In a relational database I would store for each node :

  • father
  • childs
  • ancestors

With index on everything and full-index on ancestors

Request for :

  • all ancestors :
    • O(log n) (find the node then you are done)
  • all descendants :
    • O(full-index search on ancestors) (depends of database)
  • add new node /delete node (with no childs) :
    • O(1) for father+ancestors
    • O(log n) to find father
    • update father's childs O(|father's childs|)
  • move node (difficult) :
    • O(1) to update father
    • O(log n) to find old/new fathers
    • update father's childs twice O(|father's childs|)
    • update ancestors of all descendants (simple replace) : O(|descendants|*|depth max tree|) (depth-max : replace and create big string of max-length (depth-max) )

Overall complexity will depends of :

  • depth of the tree
  • balanced tree ?
  • number of childs ? (in mean, max...)
  • complexity of operation in a given relational database

For SELECT only, efficient, but difficult for updates.

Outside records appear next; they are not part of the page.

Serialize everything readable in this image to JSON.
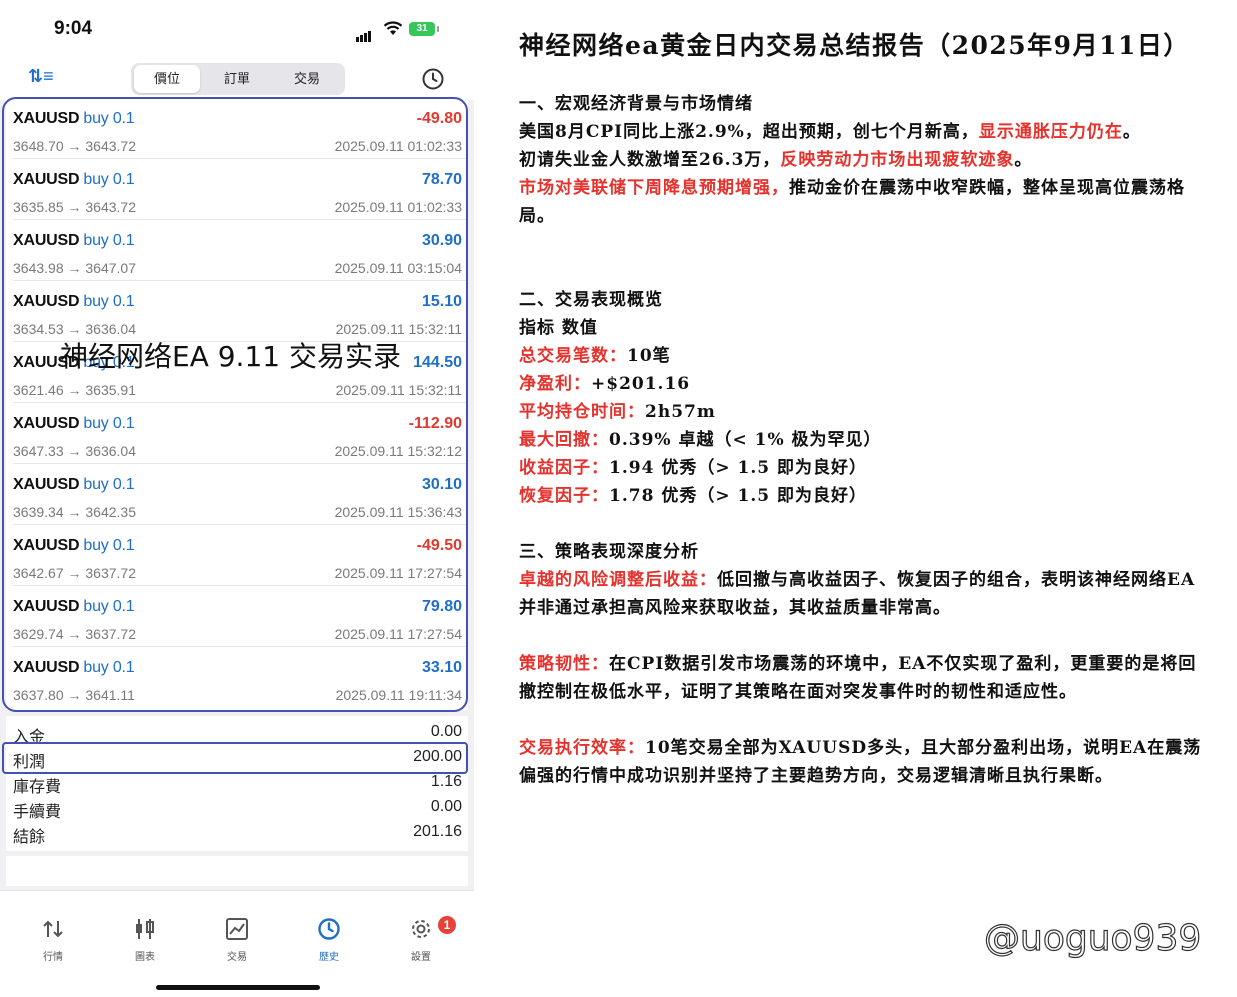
{
  "status_bar": {
    "time": "9:04",
    "battery": "31"
  },
  "tabs": [
    "價位",
    "訂單",
    "交易"
  ],
  "trades": [
    {
      "symbol": "XAUUSD",
      "side": "buy 0.1",
      "prices": "3648.70 → 3643.72",
      "profit": "-49.80",
      "date": "2025.09.11 01:02:33"
    },
    {
      "symbol": "XAUUSD",
      "side": "buy 0.1",
      "prices": "3635.85 → 3643.72",
      "profit": "78.70",
      "date": "2025.09.11 01:02:33"
    },
    {
      "symbol": "XAUUSD",
      "side": "buy 0.1",
      "prices": "3643.98 → 3647.07",
      "profit": "30.90",
      "date": "2025.09.11 03:15:04"
    },
    {
      "symbol": "XAUUSD",
      "side": "buy 0.1",
      "prices": "3634.53 → 3636.04",
      "profit": "15.10",
      "date": "2025.09.11 15:32:11"
    },
    {
      "symbol": "XAUUSD",
      "side": "buy 0.1",
      "prices": "3621.46 → 3635.91",
      "profit": "144.50",
      "date": "2025.09.11 15:32:11"
    },
    {
      "symbol": "XAUUSD",
      "side": "buy 0.1",
      "prices": "3647.33 → 3636.04",
      "profit": "-112.90",
      "date": "2025.09.11 15:32:12"
    },
    {
      "symbol": "XAUUSD",
      "side": "buy 0.1",
      "prices": "3639.34 → 3642.35",
      "profit": "30.10",
      "date": "2025.09.11 15:36:43"
    },
    {
      "symbol": "XAUUSD",
      "side": "buy 0.1",
      "prices": "3642.67 → 3637.72",
      "profit": "-49.50",
      "date": "2025.09.11 17:27:54"
    },
    {
      "symbol": "XAUUSD",
      "side": "buy 0.1",
      "prices": "3629.74 → 3637.72",
      "profit": "79.80",
      "date": "2025.09.11 17:27:54"
    },
    {
      "symbol": "XAUUSD",
      "side": "buy 0.1",
      "prices": "3637.80 → 3641.11",
      "profit": "33.10",
      "date": "2025.09.11 19:11:34"
    }
  ],
  "overlay_text": "神经网络EA 9.11 交易实录",
  "summary": [
    {
      "label": "入金",
      "value": "0.00"
    },
    {
      "label": "利潤",
      "value": "200.00"
    },
    {
      "label": "庫存費",
      "value": "1.16"
    },
    {
      "label": "手續費",
      "value": "0.00"
    },
    {
      "label": "結餘",
      "value": "201.16"
    }
  ],
  "nav": [
    {
      "label": "行情",
      "icon": "quotes-arrows-icon"
    },
    {
      "label": "圖表",
      "icon": "candlestick-chart-icon"
    },
    {
      "label": "交易",
      "icon": "trade-chart-icon"
    },
    {
      "label": "歷史",
      "icon": "history-clock-icon"
    },
    {
      "label": "設置",
      "icon": "settings-gear-icon"
    }
  ],
  "nav_badge": "1",
  "report": {
    "title": "神经网络ea黄金日内交易总结报告（2025年9月11日）",
    "s1_heading": "一、宏观经济背景与市场情绪",
    "s1_p1_a": "美国8月CPI同比上涨2.9%，超出预期，创七个月新高，",
    "s1_p1_b": "显示通胀压力仍在",
    "s1_p1_c": "。",
    "s1_p2_a": "初请失业金人数激增至26.3万，",
    "s1_p2_b": "反映劳动力市场出现疲软迹象",
    "s1_p2_c": "。",
    "s1_p3_a": "市场对美联储下周降息预期增强，",
    "s1_p3_b": "推动金价在震荡中收窄跌幅，整体呈现高位震荡格局。",
    "s2_heading": "二、交易表现概览",
    "s2_header": "指标 数值",
    "metrics": [
      {
        "label": "总交易笔数：",
        "value": "10笔"
      },
      {
        "label": "净盈利：",
        "value": "+$201.16"
      },
      {
        "label": "平均持仓时间：",
        "value": "2h57m"
      },
      {
        "label": "最大回撤：",
        "value": "0.39% 卓越（< 1% 极为罕见）"
      },
      {
        "label": "收益因子：",
        "value": "1.94 优秀（> 1.5 即为良好）"
      },
      {
        "label": "恢复因子：",
        "value": "1.78 优秀（> 1.5 即为良好）"
      }
    ],
    "s3_heading": "三、策略表现深度分析",
    "a1_label": "卓越的风险调整后收益：",
    "a1_text": "低回撤与高收益因子、恢复因子的组合，表明该神经网络EA并非通过承担高风险来获取收益，其收益质量非常高。",
    "a2_label": "策略韧性：",
    "a2_text": "在CPI数据引发市场震荡的环境中，EA不仅实现了盈利，更重要的是将回撤控制在极低水平，证明了其策略在面对突发事件时的韧性和适应性。",
    "a3_label": "交易执行效率：",
    "a3_text": "10笔交易全部为XAUUSD多头，且大部分盈利出场，说明EA在震荡偏强的行情中成功识别并坚持了主要趋势方向，交易逻辑清晰且执行果断。"
  },
  "watermark": "@uoguo939",
  "colors": {
    "accent_blue": "#1f6fc9",
    "loss_red": "#e03a2f",
    "highlight_red": "#e5322d",
    "frame": "#4450b3"
  }
}
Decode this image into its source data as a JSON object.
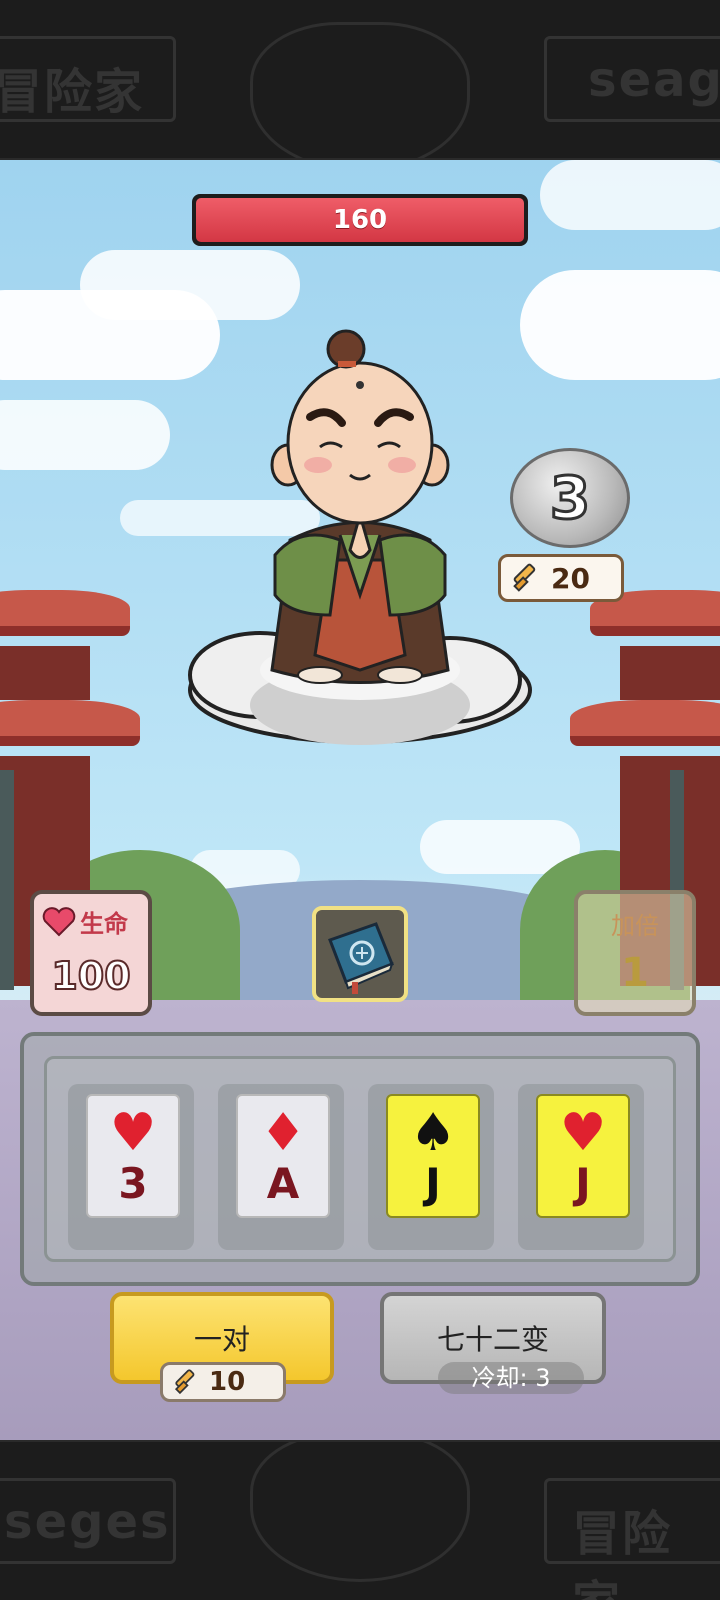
{
  "banner": {
    "top_left_word": "冒险家",
    "top_right_word": "seaga",
    "bottom_left_word": "seges",
    "bottom_right_word": "冒险家"
  },
  "enemy": {
    "hp": "160",
    "hp_fraction": 1.0
  },
  "coin": {
    "value": "3"
  },
  "attack_badge": {
    "value": "20",
    "icon": "sword-icon"
  },
  "life": {
    "label": "生命",
    "value": "100",
    "icon": "heart-icon"
  },
  "multiplier": {
    "label": "加倍",
    "value": "1"
  },
  "item": {
    "icon": "book-icon"
  },
  "cards": [
    {
      "suit": "♥",
      "rank": "3",
      "style": "white",
      "suit_color": "red"
    },
    {
      "suit": "♦",
      "rank": "A",
      "style": "white",
      "suit_color": "red"
    },
    {
      "suit": "♠",
      "rank": "J",
      "style": "yellow",
      "suit_color": "black"
    },
    {
      "suit": "♥",
      "rank": "J",
      "style": "yellow",
      "suit_color": "red"
    }
  ],
  "actions": {
    "play_label": "一对",
    "play_cost": "10",
    "skill_label": "七十二变",
    "skill_cooldown": "冷却: 3"
  },
  "colors": {
    "hp_red": "#d33744",
    "play_yellow": "#f4c72d",
    "card_yellow": "#f6f23e",
    "life_red": "#c2394a"
  }
}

In practice : work on RAM-size tree (with memchaed for example, keep everything in RAM) and if not posssible buy more RAM, of "cur" you tree in smaller trees.

All-descendants will cost a lot anyway, with sub-trees you can have descendants of max-depth D, without having all of them.

You "jump" form sub-tree to sub-tree : more request but faster ones AND move node way faster (only need to update a sub-tree).